Terahertz time-domain spectroscopy (TDS) has proven to be a reliable method of non-contact and non-destructive characterization of materials such as dry chemicals, solids and liquids. We developed fibre-coupled terahertz measurement systems based on the principle of TDS. By irradiating extended test objects point by point, it is also possible to obtain 2D (imaging) or even 3D (tomography) renderings in addition to the spectroscopic results.
Terahertz waves are electromagnetic waves in the frequency range between 100 GHz and 10 THz. Within this region of the spectrum many molecules exhibit characteristic signatures in their absorption spectra. In addition to this, many substances impermeable to visible light or infrared (IR) are transparent to terahertz waves.
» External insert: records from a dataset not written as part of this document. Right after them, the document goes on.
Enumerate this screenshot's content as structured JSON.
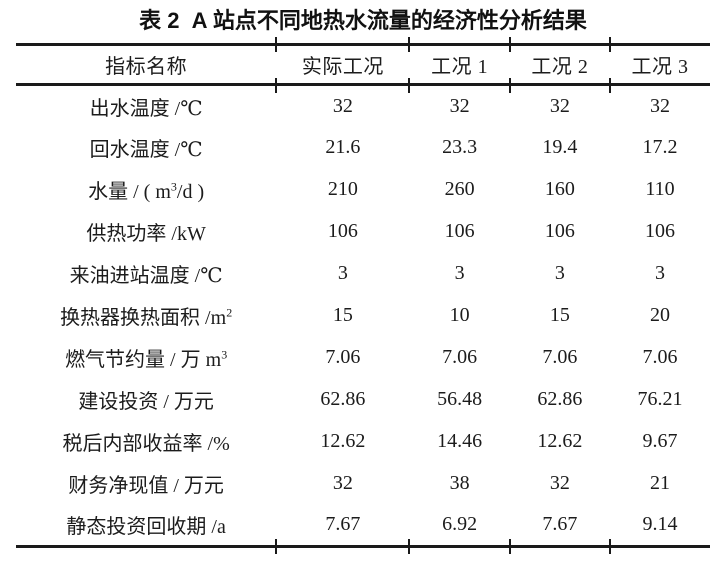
{
  "title": "表 2  A 站点不同地热水流量的经济性分析结果",
  "colors": {
    "rule": "#1a1a1a",
    "text": "#1c1c1c",
    "bg": "#ffffff"
  },
  "table": {
    "columns": [
      "指标名称",
      "实际工况",
      "工况 1",
      "工况 2",
      "工况 3"
    ],
    "rows": [
      {
        "label": [
          {
            "t": "出水温度 /℃"
          }
        ],
        "values": [
          "32",
          "32",
          "32",
          "32"
        ]
      },
      {
        "label": [
          {
            "t": "回水温度 /℃"
          }
        ],
        "values": [
          "21.6",
          "23.3",
          "19.4",
          "17.2"
        ]
      },
      {
        "label": [
          {
            "t": "水量 / ( m"
          },
          {
            "t": "3",
            "sup": true
          },
          {
            "t": "/d )"
          }
        ],
        "values": [
          "210",
          "260",
          "160",
          "110"
        ]
      },
      {
        "label": [
          {
            "t": "供热功率 /kW"
          }
        ],
        "values": [
          "106",
          "106",
          "106",
          "106"
        ]
      },
      {
        "label": [
          {
            "t": "来油进站温度 /℃"
          }
        ],
        "values": [
          "3",
          "3",
          "3",
          "3"
        ]
      },
      {
        "label": [
          {
            "t": "换热器换热面积 /m"
          },
          {
            "t": "2",
            "sup": true
          }
        ],
        "values": [
          "15",
          "10",
          "15",
          "20"
        ]
      },
      {
        "label": [
          {
            "t": "燃气节约量 / 万 m"
          },
          {
            "t": "3",
            "sup": true
          }
        ],
        "values": [
          "7.06",
          "7.06",
          "7.06",
          "7.06"
        ]
      },
      {
        "label": [
          {
            "t": "建设投资 / 万元"
          }
        ],
        "values": [
          "62.86",
          "56.48",
          "62.86",
          "76.21"
        ]
      },
      {
        "label": [
          {
            "t": "税后内部收益率 /%"
          }
        ],
        "values": [
          "12.62",
          "14.46",
          "12.62",
          "9.67"
        ]
      },
      {
        "label": [
          {
            "t": "财务净现值 / 万元"
          }
        ],
        "values": [
          "32",
          "38",
          "32",
          "21"
        ]
      },
      {
        "label": [
          {
            "t": "静态投资回收期 /a"
          }
        ],
        "values": [
          "7.67",
          "6.92",
          "7.67",
          "9.14"
        ]
      }
    ]
  },
  "chart_data": {
    "type": "table",
    "title": "表 2  A 站点不同地热水流量的经济性分析结果",
    "columns": [
      "指标名称",
      "实际工况",
      "工况 1",
      "工况 2",
      "工况 3"
    ],
    "rows": [
      [
        "出水温度 /℃",
        "32",
        "32",
        "32",
        "32"
      ],
      [
        "回水温度 /℃",
        "21.6",
        "23.3",
        "19.4",
        "17.2"
      ],
      [
        "水量 / ( m3/d )",
        "210",
        "260",
        "160",
        "110"
      ],
      [
        "供热功率 /kW",
        "106",
        "106",
        "106",
        "106"
      ],
      [
        "来油进站温度 /℃",
        "3",
        "3",
        "3",
        "3"
      ],
      [
        "换热器换热面积 /m2",
        "15",
        "10",
        "15",
        "20"
      ],
      [
        "燃气节约量 / 万 m3",
        "7.06",
        "7.06",
        "7.06",
        "7.06"
      ],
      [
        "建设投资 / 万元",
        "62.86",
        "56.48",
        "62.86",
        "76.21"
      ],
      [
        "税后内部收益率 /%",
        "12.62",
        "14.46",
        "12.62",
        "9.67"
      ],
      [
        "财务净现值 / 万元",
        "32",
        "38",
        "32",
        "21"
      ],
      [
        "静态投资回收期 /a",
        "7.67",
        "6.92",
        "7.67",
        "9.14"
      ]
    ]
  }
}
The specific interactions of the waves with the matter open up new applications in many fields of measurement technology. Advances in laser and semiconductor technologies during the past years have made it possible to develop suitable sources and detectors for terahertz radiation.
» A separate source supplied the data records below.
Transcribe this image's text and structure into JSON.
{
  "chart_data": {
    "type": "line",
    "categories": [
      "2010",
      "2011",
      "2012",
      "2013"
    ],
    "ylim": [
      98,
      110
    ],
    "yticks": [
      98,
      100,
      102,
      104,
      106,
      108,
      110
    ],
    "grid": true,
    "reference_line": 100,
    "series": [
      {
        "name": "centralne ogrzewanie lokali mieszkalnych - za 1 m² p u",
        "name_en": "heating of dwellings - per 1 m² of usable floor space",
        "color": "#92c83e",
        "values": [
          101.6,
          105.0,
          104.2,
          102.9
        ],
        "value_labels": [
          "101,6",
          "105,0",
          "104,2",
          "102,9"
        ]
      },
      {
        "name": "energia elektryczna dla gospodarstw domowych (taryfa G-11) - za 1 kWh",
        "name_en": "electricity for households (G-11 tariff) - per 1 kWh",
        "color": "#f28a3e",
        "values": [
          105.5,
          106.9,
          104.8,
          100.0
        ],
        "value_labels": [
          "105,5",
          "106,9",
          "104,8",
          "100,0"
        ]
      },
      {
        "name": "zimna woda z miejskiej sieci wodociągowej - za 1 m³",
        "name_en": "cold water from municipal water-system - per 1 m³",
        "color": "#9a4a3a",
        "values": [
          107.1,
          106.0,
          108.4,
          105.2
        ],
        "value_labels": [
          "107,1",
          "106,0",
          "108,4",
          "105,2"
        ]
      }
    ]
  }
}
One of the established measurement techniques is terahertz time domain spectroscopy (THz-TDS). It is based on the generation of broad-band electromagnetic radiation by ultra short femtosecond (fs) laser pulses together with the pump-probe principle. The advantages here are coherent detection of the terahertz waves and hence a highly resolved recording of amplitude and phase of the electrical terahertz field in the time domain. This measurement technique suppresses incoherent radiation, i.e. there is no interference due to ambient temperature and light.